Nick Setyan — Wedbush Securities — Analyst

Thanks. And on labor, given the fact that, particularly a lot of the municipalities in California are already ahead of the mandates. Are we in the eight or ninth innings of the minimum wage that went with your California footprint?

Steven L. Brake — Executive Vice President and Chief Financial Officer

Yeah, we’re getting past the middle innings. That said, it is still a minority of municipalities that have already hit 15. It’s definitely a minority of our California footprint. So there is $2 to go the next two years in most of our California restaurants. So that’s our current reality.

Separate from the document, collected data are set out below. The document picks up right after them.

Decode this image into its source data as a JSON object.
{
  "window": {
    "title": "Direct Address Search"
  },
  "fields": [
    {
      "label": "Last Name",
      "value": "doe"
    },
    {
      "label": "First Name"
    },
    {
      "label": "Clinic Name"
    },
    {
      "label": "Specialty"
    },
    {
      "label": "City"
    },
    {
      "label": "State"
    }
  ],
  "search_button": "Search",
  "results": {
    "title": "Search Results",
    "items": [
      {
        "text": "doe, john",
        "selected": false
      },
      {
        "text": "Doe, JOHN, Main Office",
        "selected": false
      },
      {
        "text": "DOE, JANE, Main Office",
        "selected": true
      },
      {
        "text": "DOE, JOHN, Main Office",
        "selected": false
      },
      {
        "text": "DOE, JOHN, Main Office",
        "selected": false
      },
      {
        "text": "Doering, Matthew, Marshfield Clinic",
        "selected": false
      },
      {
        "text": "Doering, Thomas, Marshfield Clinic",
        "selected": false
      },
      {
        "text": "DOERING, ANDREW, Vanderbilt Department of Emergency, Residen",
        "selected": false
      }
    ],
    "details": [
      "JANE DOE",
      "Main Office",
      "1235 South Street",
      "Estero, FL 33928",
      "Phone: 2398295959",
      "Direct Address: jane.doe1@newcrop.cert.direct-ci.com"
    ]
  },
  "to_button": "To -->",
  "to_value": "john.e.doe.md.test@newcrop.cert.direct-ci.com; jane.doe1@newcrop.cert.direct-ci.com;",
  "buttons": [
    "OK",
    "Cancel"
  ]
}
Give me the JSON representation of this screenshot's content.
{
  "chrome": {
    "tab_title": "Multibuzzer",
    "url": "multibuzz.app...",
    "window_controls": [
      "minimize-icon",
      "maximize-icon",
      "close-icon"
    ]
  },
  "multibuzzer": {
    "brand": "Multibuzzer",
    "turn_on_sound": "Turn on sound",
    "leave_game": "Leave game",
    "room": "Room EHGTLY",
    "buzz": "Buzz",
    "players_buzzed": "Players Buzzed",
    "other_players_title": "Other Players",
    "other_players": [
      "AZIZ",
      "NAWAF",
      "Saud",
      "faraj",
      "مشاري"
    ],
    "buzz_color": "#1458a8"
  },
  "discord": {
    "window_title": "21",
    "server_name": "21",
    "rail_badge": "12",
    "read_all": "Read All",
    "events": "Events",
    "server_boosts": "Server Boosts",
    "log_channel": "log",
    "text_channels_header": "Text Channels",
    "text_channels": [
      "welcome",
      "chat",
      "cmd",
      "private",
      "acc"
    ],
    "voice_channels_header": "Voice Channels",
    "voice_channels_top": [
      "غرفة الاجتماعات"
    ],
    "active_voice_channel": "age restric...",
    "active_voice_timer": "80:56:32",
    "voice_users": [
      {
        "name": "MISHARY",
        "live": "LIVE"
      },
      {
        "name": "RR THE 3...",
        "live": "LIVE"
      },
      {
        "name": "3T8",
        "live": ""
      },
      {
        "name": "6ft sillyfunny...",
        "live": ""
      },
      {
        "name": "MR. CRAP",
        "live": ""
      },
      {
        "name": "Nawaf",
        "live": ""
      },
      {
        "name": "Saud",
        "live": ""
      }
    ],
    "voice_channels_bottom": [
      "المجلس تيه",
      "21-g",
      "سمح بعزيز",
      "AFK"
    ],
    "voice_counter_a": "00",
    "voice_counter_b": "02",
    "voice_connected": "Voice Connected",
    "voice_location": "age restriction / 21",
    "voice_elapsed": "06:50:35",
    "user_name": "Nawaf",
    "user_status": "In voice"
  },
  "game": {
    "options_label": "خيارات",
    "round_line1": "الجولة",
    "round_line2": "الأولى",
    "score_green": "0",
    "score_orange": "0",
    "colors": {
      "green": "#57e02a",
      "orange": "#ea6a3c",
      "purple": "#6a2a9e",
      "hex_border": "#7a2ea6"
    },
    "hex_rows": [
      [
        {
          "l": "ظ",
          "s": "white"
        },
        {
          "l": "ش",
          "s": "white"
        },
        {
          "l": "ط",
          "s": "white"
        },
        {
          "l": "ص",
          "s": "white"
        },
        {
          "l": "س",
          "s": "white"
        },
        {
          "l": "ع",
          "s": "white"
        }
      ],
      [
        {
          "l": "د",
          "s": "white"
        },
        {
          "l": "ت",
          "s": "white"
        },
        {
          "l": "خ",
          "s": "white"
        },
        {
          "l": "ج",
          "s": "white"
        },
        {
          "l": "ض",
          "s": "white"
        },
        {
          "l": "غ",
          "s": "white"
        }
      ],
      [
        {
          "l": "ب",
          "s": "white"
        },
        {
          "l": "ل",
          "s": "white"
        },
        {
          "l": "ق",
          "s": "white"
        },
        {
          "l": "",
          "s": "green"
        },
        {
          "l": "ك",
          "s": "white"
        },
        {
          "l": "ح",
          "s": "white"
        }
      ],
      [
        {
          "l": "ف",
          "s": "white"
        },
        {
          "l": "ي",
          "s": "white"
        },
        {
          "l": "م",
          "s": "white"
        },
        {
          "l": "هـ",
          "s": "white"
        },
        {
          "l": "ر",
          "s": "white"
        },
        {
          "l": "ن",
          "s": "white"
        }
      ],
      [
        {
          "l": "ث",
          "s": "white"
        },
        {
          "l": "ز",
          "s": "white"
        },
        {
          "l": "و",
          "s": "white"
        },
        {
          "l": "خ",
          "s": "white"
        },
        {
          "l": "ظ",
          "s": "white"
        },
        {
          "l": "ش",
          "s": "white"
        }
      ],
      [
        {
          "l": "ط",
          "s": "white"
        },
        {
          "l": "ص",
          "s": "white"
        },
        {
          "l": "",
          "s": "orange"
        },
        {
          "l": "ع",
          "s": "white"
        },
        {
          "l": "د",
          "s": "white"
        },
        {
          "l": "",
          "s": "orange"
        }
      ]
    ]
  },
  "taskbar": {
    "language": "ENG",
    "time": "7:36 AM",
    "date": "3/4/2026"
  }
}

Nick Setyan — Wedbush Securities — Analyst

Thank you.

Operator

There are no further questions at this time. I would like to turn the floor back over to management for closing comments.

John D. Cappasola Jr. — President and Chief Executive Officer

Okay. Thank you, operator. Well, we wish you all the best. Thank you for your interest in Del Taco and taking time with us today about the brand, and we look forward to sharing our progress on future calls. Have a great day.